A ala das comidinhas foi um verdadeiro mimo em forma de sabores. Teve a mini moqueca de banana-da-terra, o baião de dois com queijo coalho e a farofa de cuscuz de milho com linguiça toscana, pratos que trouxeram aquele gostinho de raiz e aconchego. No café da manhã, a mesa colorida reunia mini sanduíches, salada de frutas, torradinhas, pastas e quiches, convidando todos a começarem o dia com leveza e carinho. E, claro, não faltaram os salgadinhos fritos volantes que aquecem qualquer celebração: bolinha de queijo, kibe, coxinha de galinha, aipim com carne seca, croquete alemão, risole de camarão e enroladinho de queijo com presunto, assinado pelo Chef Sérgio Faustão. Para coroar a festa, foi servida a tradicional feijoada assinada pelo chef Renatão, do próprio quilombo, trazendo ainda mais sabor, memória e brasilidade ao encontro.

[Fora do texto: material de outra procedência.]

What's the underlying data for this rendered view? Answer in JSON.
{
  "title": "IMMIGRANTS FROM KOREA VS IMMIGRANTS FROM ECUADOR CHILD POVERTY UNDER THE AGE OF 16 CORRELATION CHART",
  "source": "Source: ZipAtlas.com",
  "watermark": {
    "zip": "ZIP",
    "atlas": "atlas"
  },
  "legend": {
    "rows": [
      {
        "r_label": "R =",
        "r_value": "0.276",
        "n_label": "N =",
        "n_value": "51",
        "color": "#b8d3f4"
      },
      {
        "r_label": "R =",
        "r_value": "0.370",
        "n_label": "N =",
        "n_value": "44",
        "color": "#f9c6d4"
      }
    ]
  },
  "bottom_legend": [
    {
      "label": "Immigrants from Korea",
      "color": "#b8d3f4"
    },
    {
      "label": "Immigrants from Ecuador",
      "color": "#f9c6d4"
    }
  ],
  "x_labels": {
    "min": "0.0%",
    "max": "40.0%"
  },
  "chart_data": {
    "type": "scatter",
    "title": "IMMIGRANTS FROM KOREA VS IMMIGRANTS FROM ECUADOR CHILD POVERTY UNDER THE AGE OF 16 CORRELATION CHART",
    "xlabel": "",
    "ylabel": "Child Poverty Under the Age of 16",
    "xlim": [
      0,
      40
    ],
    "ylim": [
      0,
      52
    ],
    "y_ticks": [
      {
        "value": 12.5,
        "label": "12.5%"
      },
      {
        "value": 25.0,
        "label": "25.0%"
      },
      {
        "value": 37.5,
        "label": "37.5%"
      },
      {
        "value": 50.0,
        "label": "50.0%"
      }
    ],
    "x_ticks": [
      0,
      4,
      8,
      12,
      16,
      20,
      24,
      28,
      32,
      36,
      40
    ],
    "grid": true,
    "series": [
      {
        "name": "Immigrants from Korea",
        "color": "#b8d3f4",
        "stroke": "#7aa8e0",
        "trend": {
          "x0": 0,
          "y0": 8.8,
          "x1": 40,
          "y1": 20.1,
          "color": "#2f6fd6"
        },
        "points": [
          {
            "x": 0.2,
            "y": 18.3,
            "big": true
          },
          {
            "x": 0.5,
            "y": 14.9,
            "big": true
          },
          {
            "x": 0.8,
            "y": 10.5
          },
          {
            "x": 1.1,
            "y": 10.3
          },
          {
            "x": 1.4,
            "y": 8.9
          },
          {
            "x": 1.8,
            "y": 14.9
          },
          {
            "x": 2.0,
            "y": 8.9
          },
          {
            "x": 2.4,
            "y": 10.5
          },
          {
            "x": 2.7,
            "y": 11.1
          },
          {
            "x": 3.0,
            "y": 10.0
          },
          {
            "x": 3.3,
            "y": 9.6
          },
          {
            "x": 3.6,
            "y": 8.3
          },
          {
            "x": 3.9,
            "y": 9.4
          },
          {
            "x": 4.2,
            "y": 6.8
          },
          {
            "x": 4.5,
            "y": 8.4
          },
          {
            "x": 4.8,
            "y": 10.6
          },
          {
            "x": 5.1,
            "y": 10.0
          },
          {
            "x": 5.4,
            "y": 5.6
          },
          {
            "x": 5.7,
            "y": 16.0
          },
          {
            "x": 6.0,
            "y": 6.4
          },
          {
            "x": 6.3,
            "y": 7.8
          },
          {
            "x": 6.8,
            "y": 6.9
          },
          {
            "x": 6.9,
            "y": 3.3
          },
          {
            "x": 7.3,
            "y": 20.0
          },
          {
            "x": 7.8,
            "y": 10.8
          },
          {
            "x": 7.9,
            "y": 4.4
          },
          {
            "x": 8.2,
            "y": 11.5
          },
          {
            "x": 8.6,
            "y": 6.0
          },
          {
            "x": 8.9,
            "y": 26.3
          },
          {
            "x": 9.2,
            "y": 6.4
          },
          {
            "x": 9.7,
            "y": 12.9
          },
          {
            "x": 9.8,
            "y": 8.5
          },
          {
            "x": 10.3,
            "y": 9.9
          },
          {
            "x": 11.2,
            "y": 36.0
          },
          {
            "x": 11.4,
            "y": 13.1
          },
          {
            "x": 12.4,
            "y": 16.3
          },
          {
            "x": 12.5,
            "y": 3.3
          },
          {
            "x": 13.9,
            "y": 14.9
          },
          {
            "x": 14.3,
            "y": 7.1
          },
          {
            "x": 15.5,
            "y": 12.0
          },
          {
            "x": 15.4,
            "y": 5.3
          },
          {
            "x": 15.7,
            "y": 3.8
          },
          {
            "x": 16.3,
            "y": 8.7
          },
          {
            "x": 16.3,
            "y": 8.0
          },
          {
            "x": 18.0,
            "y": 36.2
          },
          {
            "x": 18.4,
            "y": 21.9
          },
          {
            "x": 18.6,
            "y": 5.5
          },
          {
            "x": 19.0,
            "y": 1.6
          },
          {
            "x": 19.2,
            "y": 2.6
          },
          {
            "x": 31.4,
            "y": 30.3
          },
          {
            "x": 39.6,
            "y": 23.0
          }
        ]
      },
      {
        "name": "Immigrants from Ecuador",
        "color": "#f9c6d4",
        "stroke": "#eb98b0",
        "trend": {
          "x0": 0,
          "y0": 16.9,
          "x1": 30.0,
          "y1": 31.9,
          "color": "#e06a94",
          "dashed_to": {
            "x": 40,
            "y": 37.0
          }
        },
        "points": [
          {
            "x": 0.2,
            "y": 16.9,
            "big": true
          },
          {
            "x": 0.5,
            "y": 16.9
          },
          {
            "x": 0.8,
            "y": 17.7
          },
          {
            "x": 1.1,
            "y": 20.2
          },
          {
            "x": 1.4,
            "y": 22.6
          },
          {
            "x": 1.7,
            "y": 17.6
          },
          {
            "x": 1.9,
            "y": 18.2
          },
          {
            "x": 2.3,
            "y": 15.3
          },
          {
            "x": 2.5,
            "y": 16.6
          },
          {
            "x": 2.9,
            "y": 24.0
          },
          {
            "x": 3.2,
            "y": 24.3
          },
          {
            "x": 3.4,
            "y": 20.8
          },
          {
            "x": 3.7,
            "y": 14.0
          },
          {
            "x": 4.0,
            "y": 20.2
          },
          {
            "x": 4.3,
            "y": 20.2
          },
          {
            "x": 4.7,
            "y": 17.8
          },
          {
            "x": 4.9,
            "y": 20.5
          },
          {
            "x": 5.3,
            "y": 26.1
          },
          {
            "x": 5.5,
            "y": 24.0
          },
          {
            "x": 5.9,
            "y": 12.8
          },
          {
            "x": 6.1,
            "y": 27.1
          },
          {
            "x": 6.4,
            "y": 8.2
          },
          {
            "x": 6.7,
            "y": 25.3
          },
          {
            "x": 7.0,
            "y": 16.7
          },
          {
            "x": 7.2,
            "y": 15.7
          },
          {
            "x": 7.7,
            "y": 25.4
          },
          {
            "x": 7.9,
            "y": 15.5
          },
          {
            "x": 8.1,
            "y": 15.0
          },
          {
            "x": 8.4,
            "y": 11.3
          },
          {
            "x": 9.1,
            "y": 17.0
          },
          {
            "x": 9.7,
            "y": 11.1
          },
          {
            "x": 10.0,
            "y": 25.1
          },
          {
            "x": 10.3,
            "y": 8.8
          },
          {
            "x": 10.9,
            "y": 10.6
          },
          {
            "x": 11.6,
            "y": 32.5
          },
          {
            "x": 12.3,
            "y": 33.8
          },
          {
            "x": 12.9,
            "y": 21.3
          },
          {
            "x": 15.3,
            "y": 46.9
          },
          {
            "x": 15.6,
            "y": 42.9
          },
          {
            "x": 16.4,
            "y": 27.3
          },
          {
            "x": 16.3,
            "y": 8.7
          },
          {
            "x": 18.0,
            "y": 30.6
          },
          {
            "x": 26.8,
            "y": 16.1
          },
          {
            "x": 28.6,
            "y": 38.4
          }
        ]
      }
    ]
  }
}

Uma celebração de raízes e futuro, diferente das cerimônias convencionais, não havia tapete vermelho nem marcha nupcial. A condução se deu ao som dos atabaques, dos cantos em iorubá e da energia viva de um quilombo. No ápice da celebração, duas pombas brancas foram soltas como símbolo de paz. Para o cerimonialista Leco Biagioni – “Organizar esse casamento foi uma honra imensa. Em um espaço de resistência e ancestralidade, transforma a cerimônia em algo muito maior do que um rito tradicional. Cada detalhe foi pensado para valorizar a representatividade, a espiritualidade e a história que esse território carrega.”

E como resumiu o pai da noiva, Babalawô Ivanir dos Santos: “É um momento que transcende a felicidade de um pai. É também um gesto de reafirmação das nossas raízes, da liberdade religiosa e da resistência que os quilombos simbolizam na história do Brasil. Essa união carrega o amor, mas também a força de uma ancestralidade que continua viva e presente. Para mim, é motivo de grande orgulho e esperança.”

No fim, como disse um convidado: “foi uma das cerimônias mais pretas e mais lindas que já participei”. Mais do que um casamento, um ato de beleza revolucionária, um lembrete de que o amor afrodescendente tem cor, axé e território. A festa brindou com show de Awurê, reconhecidos por transformarem a música em celebração da ancestralidade e da importância das raízes africanas.”

“Ah, os noivos… não contiveram a emoção, e entre lágrimas e sorrisos se deixaram transbordar de amor do início ao fim. Uma celebração diferente, muito atual e ao mesmo tempo profundamente ancestral.